Not that Bodie would notice or care. In his eyes, all fiends are the same, even a white one who he personally beat down. He is far too busy managing the pack of fiends that swarm around him in supplication, seeking one of his precious vials (Bodie keeps them in a bag of Utz crab chips, the best place to keep a Baltimore stash).

Finally, Bodie gets fed up with the crowd and so he tosses the vials into the grass behind the fiends, who descend on it like a flock of hungry birds on a handful of breadcrumbs. Bubbles is either smart enough or lucky enough to have been standing away from the crowd, so three vials land at his feet. He snatches them and steps away from the feeding frenzy. He catches up with Walon and generously offer one of his vials, but the tattooed man says he is not there to cop.

No, he is there to protect his nephew, a scrawny white boy who could be Johnny’s younger brother.
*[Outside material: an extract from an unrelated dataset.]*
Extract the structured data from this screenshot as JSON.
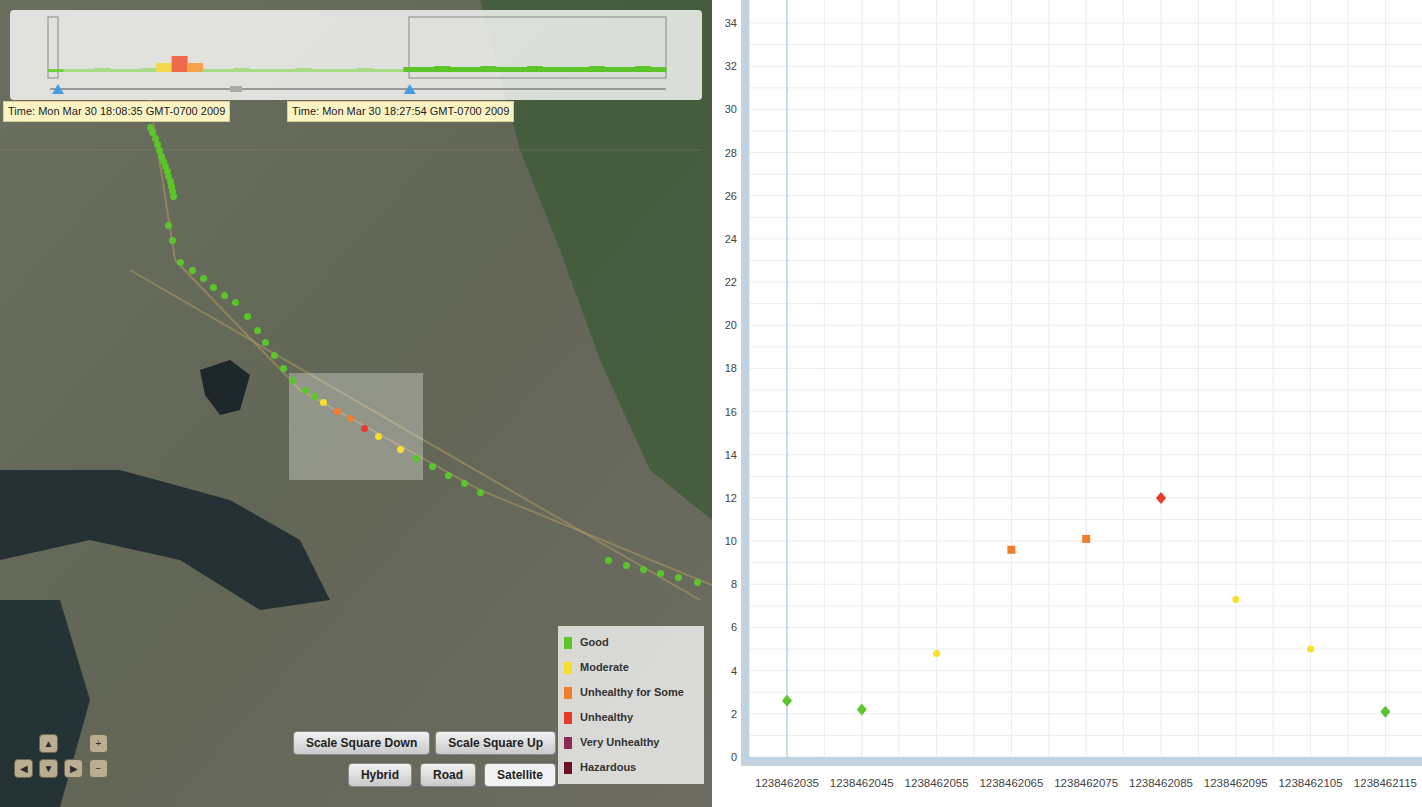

As Walon and Bubbles look back, they see him crawling through the grass, frantically searching for stray vials and fending off the rest of the crawling fiends. The image of people circling and looking for treasure hidden in the grass, the scene is oddly reminiscent of an easter-egg hunt.

It is a perverse twist on that childhood ritual. On Easter, children search the spring grass for carefully-placed eggs, the symbol of life and rebirth. In the projects, the fiends search for their own elixir, one that promises life but brings death.

Still, Bubbles’ conversation with Walon suggests a hint of rebirth, at least for this one soul that remains “young at heart.” It starts when Bubbles admits to Walon that his claim of 24-hours sober at the meeting was fraudulent. Walon is forgiving, saying “stood up, though.” He sees hope in Bubbles desire to be seen as sober, since desire is the necessary first step to making sobriety a reality.

But that is a tough reality to attain. Walon has no illusions about being able to keep his nephew clean. Instead, he envisions a decade or more of this lifestyle before the nephew sees “that bottom coming up at him.” This timeline clearly strikes a chord with Bubbles, who is at least a decade closer to his own bottom. His face twitches guiltily as Walon talks. Bubbles is not quite at his own bottom, but he senses it down there, waiting to smash his world to pieces.

He will get to the bottom (or at least, a bottom) later in this episode. After narrowly avoiding a beating over a bag of vialed-up Arm&Hammer, he goes to the only place he can think of: his estranged sister. It is an uncomfortable conversation (it is particularly heartbreaking when he is suddenly overwhelmed with regret and and says “that’s not right, is it?”), but at the end of it, she gives him the key to the basement. It is a symbolically significant moment. He has been entrusted with a key to his very own bottom, a place where he can nervously ride out the tide of withdrawal in his attempt to emerge anew. Plus he already has the chain that can hold the key.